Today meat-farming has exploded alongside the global population, in part because eating meat has become a default dietary position in most cultures, and in part because the meat-producing industry has long marketed meat as indispensable to the human diet. This is not an evil position to take. It’s just business. But business is, by its nature, not fixated on long-term downsides.

Today we are, broadly-speaking, more conscious of what our food choices mean to the bigger long-term picture. As a result, some of us are making intentional dietary choices that reach for sustainability that doesn’t build in a future resource emergency. Beef is soaking up all our water and arable land.

Layering: the Complete Plant Protein Final Frontier

Protein-wise, plants have all the essential amino acids needed for building protein, but in varying amounts. A complementary plant-protein approach is thus encouraged. One of the better known such combos is rice and beans, often referred to in cocktail-party chatter as ”a perfect protein” (even as guests spear proffered Vienna Sausages with stylish little forks). 

In this chart by Chana Davis PhD, we can see why. Beans have a ton of lysine, rice (a grain) not so much. But look at the crazy amount of methionine in rice. So rice and beans in combination offer those two amino acids in necessary quantities, and each have plenty of the other seven essential aminos (complete proteins).

How Do I get the Complete Plant Proteins I Need?

By combining (he blurted)! We've shown that plants do have the moxie to replace meat from a protein standpoint. Some tasty meatless combinations to get you started? Bean soup and crackers, nuts and seeds and a smattering of legumes, black beans and rice, whole wheat bread and peanut butter, pasta and peas (may be a little disturbing if you are as terrorized by peas as this writer is), hummus, roasted nuts, oatmeal with nuts and seeds ... the list goes on! 

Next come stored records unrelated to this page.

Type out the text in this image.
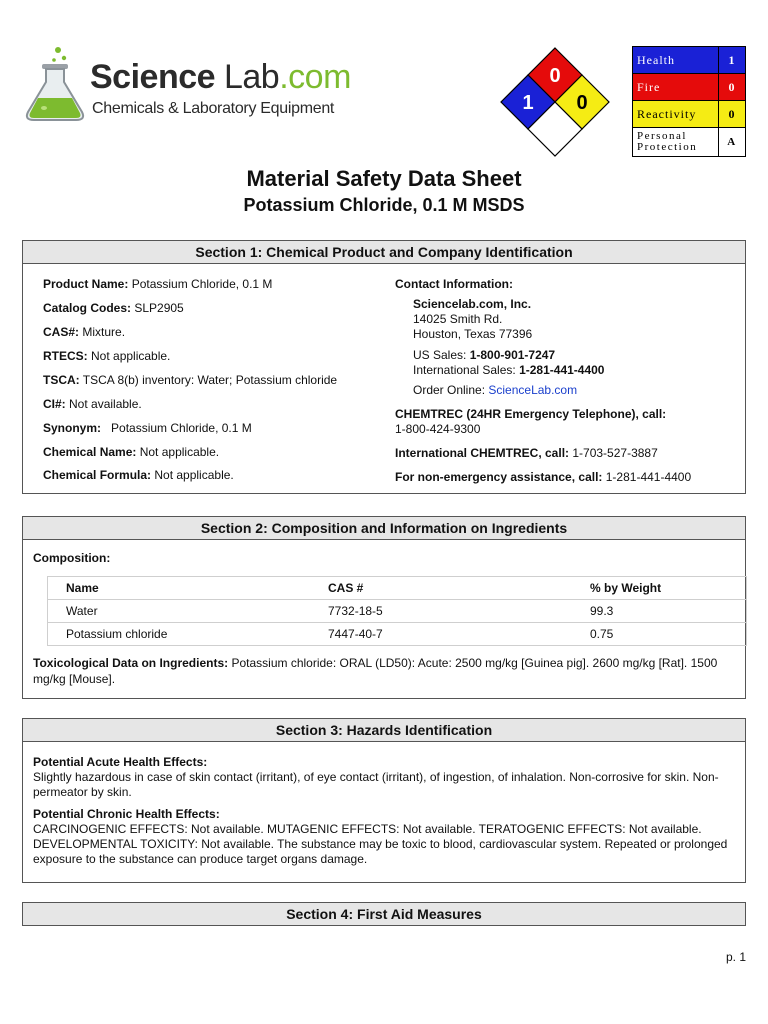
Science Lab.com
Chemicals & Laboratory Equipment
0
1 0
Health	1
Fire	0
Reactivity	0
Personal
Protection	A
Material Safety Data Sheet
Potassium Chloride, 0.1 M MSDS
Section 1: Chemical Product and Company Identification
Product Name: Potassium Chloride, 0.1 M
Catalog Codes: SLP2905
CAS#: Mixture.
RTECS: Not applicable.
TSCA: TSCA 8(b) inventory: Water; Potassium chloride
CI#: Not available.
Synonym:   Potassium Chloride, 0.1 M
Chemical Name: Not applicable.
Chemical Formula: Not applicable.
Contact Information:
Sciencelab.com, Inc.
14025 Smith Rd.
Houston, Texas 77396
US Sales: 1-800-901-7247
International Sales: 1-281-441-4400
Order Online: ScienceLab.com
CHEMTREC (24HR Emergency Telephone), call:
1-800-424-9300
International CHEMTREC, call: 1-703-527-3887
For non-emergency assistance, call: 1-281-441-4400
Section 2: Composition and Information on Ingredients
Composition:
Name	CAS #	% by Weight
Water	7732-18-5	99.3
Potassium chloride	7447-40-7	0.75
Toxicological Data on Ingredients: Potassium chloride: ORAL (LD50): Acute: 2500 mg/kg [Guinea pig]. 2600 mg/kg [Rat]. 1500 mg/kg [Mouse].
Section 3: Hazards Identification
Potential Acute Health Effects:
Slightly hazardous in case of skin contact (irritant), of eye contact (irritant), of ingestion, of inhalation. Non-corrosive for skin. Non-permeator by skin.
Potential Chronic Health Effects:
CARCINOGENIC EFFECTS: Not available. MUTAGENIC EFFECTS: Not available. TERATOGENIC EFFECTS: Not available. DEVELOPMENTAL TOXICITY: Not available. The substance may be toxic to blood, cardiovascular system. Repeated or prolonged exposure to the substance can produce target organs damage.
Section 4: First Aid Measures
p. 1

Look, apart from debatable questions of morality, such as those famously posed by philosopher Peter Singer and his remarks on speciesism, meat is murdering the planet. No, you can't completely kill a planet. Earth began as a seething dead cauldron of empty, boiling seas and very hot rocks. 4 billion years later we got Ella Fitzgerald, Walt Disney, Nadia Comăneci and Neil Armstrong. So planets are fairly robust busybodies. At this historical moment, cows are crowding out everything else on the planet's surface. Pivoting from meat to plants—and it can be a very partial pivot—can help feed the world's hungry humans who couldn't care less about grass-fed filet mignon. That's a morality play whose final act we can all appreciate.